NY Times
Adam Schiff, a Democratic congressman from California, urged the nation’s intelligence leaders today to get behind an important idea: The Obama administration, he said, should publish an annual report on American drone strikes, showing how many combatants and especially how many non-combatants are killed by unmanned aircraft each year.
The United States doesn’t release those figures now, and in fact doesn’t even officially acknowledge that the C.I.A. operates drones over Pakistan to kill terrorists. (It does acknowledge the Pentagon’s drone program in Afghanistan.) But last year, the United Nations conducted an investigation that found that 400 of the 2,200 people killed by American drones in Pakistan over the last decade were civilians.

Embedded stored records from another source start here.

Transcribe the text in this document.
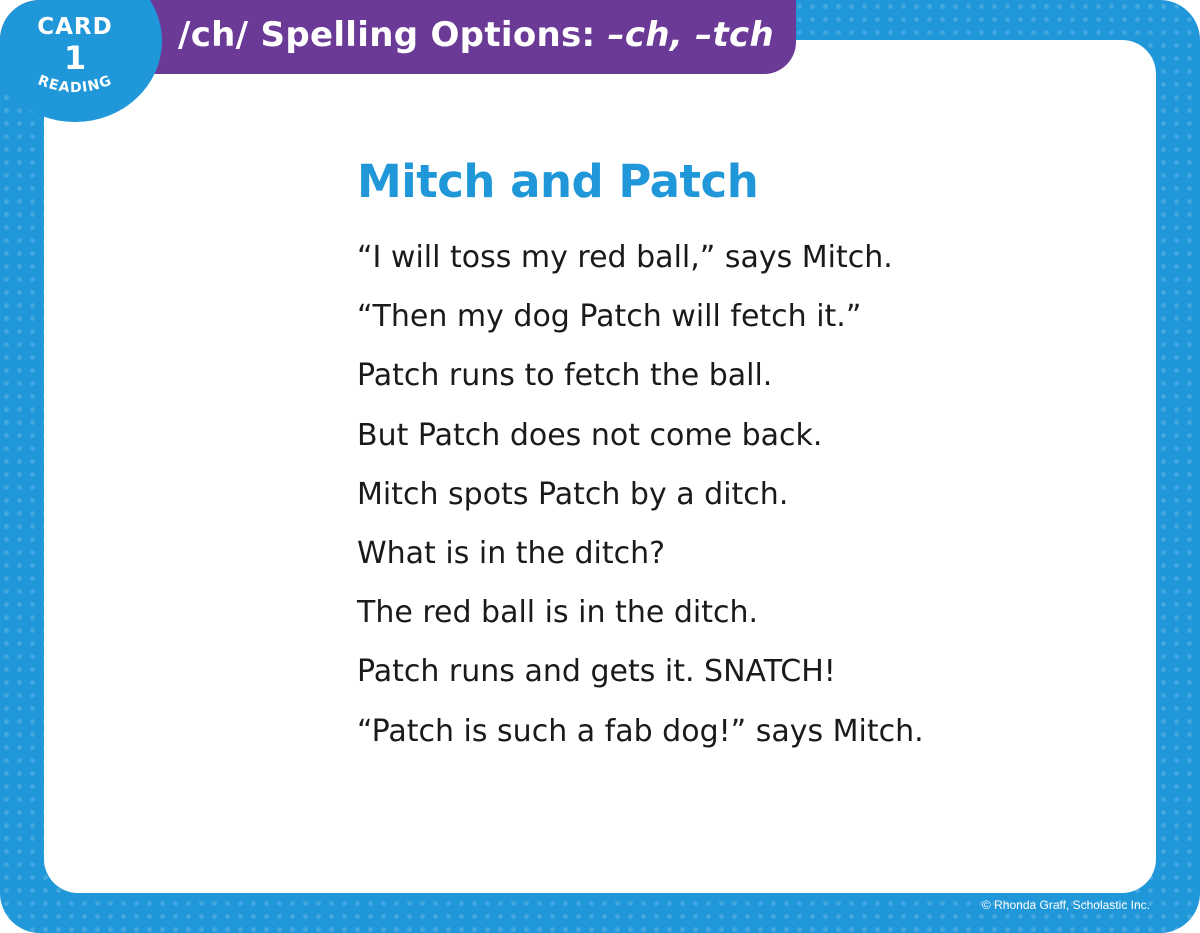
Mitch and Patch
“I will toss my red ball,” says Mitch.
“Then my dog Patch will fetch it.”
Patch runs to fetch the ball.
But Patch does not come back.
Mitch spots Patch by a ditch.
What is in the ditch?
The red ball is in the ditch.
Patch runs and gets it. SNATCH!
“Patch is such a fab dog!” says Mitch.
/ch/ Spelling Options: –ch, –tch
CARD
1
READING
© Rhonda Graff, Scholastic Inc.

In his speech on the subject last May, President Obama said “there must be near-certainty that no civilians will be killed or injured” before any drone strike is conducted. At the moment, however, no one outside a closed circle of military and intelligence officials knows whether that standard is being upheld.
Mr. Schiff made the proposal at a hearing of the House Intelligence Committee today while questioning John Brennan, the C.I.A. director.
“That seems to me a limited value in terms of information to our adversaries,” Mr. Schiff said, “but in terms of public accountability, and being able to correct the record at times when there are misleading claims about civilian casualties, it might be beneficial as well.”